After the election in May, Boris Lozhkin, the president of the Jewish Confederation of Ukraine, boasted that Ukraine is “the least anti-Semitic country in Europe.” Elan Carr, the US special envoy to monitor and combat anti-Semitism, called the “absence of anti-Semitic rhetoric during the campaign […] a miracle, a stunning fact that shows how far Ukraine has come.”
Jews were hardly hurt even throughout the 2014 revolution, when the rule of law broke down for weeks amid a resurgence of nationalist sentiment that swept President Viktor Yanukovych from power.
Many Ukrainian Jews can agree with Lozhkin’s positive outlook on Jewish life in Ukraine, where more than 300,000 Jews live, according to the European Jewish Congress.
“Ukraine now is a good place to be Jewish,” said Tsvi Blinder, a curator at the Shorashim Jewish museum in Odessa. “It’s a place of Jewish revival.”
Still, many others on the ground have a different experience.
Kira Verkhovskaya, the director of the Migdal Jewish Community Center in Odessa, told the Jewish Telegraphic Agency that fear of anti-Semitism is part of the reason that she has refrained from advertising the Jewish museum that she heads with any street signs.
“There’s no need to draw too much attention,” she said last week about the museum, an apartment-sized institution located just a few blocks from the sprawling port of this bustling city, where hundreds of Jews were murdered in 1905 pogroms amid communist agitation.
Last month, during a series of nationalist marches, men in fatigues placed an effigy of the billionaire Kolomoisky, who is Jewish, covered in red paint at the entrance to a synagogue in Kyiv. Kolomoisky owns the television channel that aired the show that made Zelensky famous.
Last year, Israel’s government singled out Ukraine as a regional trouble spot in its annual report for 2017 on anti-Semitism. It found that the approximately 130 anti-Semitic attacks recorded there that year was double from 2016 and surpassed the tally for all the incidents reported throughout the entire former Soviet Union.
“A striking exception in the trend of decrease in anti-Semitic incidents in Eastern Europe was Ukraine,” the report said.

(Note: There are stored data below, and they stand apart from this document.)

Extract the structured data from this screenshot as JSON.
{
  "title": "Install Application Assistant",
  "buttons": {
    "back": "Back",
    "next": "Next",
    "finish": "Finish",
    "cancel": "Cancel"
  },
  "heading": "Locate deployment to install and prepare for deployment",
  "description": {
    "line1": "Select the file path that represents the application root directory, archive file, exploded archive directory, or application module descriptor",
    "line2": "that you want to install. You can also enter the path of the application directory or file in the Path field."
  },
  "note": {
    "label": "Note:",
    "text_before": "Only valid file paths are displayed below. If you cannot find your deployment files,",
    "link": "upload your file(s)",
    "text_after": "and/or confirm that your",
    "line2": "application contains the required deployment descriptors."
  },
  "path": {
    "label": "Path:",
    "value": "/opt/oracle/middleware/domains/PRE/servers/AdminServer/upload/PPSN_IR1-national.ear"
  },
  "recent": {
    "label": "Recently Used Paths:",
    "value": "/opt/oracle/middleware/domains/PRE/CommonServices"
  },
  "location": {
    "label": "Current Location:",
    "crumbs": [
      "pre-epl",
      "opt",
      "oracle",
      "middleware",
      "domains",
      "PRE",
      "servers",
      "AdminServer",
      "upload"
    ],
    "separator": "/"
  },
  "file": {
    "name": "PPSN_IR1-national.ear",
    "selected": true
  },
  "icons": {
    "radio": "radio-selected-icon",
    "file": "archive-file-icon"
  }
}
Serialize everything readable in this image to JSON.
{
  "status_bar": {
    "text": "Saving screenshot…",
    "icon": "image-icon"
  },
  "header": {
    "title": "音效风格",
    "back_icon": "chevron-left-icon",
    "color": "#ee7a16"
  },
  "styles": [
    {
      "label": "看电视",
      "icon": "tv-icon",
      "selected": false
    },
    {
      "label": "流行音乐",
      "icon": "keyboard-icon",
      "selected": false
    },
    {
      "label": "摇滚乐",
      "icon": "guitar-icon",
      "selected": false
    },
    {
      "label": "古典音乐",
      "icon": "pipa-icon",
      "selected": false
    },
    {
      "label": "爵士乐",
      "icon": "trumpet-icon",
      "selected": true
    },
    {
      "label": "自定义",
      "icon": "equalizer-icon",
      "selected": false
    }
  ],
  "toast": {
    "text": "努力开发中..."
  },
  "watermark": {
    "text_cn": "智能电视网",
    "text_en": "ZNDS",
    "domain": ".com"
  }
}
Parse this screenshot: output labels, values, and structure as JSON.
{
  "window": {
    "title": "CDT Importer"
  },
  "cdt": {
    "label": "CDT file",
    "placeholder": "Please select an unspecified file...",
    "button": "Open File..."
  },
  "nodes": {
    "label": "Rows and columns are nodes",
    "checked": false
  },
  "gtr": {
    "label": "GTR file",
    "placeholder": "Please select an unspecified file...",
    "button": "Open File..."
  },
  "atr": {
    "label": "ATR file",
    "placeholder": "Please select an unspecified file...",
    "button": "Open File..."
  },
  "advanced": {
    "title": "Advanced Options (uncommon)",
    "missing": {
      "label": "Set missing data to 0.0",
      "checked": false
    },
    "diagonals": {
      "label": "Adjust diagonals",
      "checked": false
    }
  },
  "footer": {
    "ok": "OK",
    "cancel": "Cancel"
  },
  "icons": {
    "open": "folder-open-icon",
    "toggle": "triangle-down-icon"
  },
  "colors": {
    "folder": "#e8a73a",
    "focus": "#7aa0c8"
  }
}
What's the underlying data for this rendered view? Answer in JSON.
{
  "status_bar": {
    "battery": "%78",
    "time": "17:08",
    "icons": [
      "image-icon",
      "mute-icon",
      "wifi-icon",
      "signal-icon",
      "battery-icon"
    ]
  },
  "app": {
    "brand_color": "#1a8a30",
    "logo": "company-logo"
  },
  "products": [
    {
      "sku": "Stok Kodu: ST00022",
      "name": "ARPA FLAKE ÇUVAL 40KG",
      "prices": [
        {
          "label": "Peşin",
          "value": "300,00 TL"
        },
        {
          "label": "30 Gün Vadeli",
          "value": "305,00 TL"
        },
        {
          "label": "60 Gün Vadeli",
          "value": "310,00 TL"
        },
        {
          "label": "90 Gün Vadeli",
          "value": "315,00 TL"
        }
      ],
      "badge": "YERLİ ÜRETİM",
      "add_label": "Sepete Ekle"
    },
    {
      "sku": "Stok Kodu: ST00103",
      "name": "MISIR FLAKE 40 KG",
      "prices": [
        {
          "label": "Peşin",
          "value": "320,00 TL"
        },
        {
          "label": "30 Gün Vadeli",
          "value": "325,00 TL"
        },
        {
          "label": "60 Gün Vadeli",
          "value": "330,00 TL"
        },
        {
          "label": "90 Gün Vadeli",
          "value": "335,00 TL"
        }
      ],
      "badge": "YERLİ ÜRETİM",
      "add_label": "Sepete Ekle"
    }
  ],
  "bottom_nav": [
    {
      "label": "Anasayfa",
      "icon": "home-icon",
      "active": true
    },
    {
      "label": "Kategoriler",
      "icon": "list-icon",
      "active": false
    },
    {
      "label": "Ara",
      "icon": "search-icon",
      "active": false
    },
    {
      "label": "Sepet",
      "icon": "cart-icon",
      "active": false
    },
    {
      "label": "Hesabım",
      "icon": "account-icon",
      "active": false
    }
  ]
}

Additionally, in 2018, more than 50 members of the US Congress condemned Ukrainian legislation that they said “glorifies Nazi collaborators.” It is “particularly troubling that much of the Nazi glorification in Ukraine is government-supported,” they wrote.
Regardless of Zelensky’s prospects to solve Ukraine’s many problems, his election represents a milestone in the former Soviet Union, said Chaim Chesler, the founder of the Limmud FSU group, which has organized dozens of Jewish learning conferences in Ukraine and beyond over the past decade.
“In this part of the world, the unwritten rule was that a Jew may sometimes even become deputy district head, but never the actual head of the district,” Chesler said. “Clearly, here this is no longer the case.”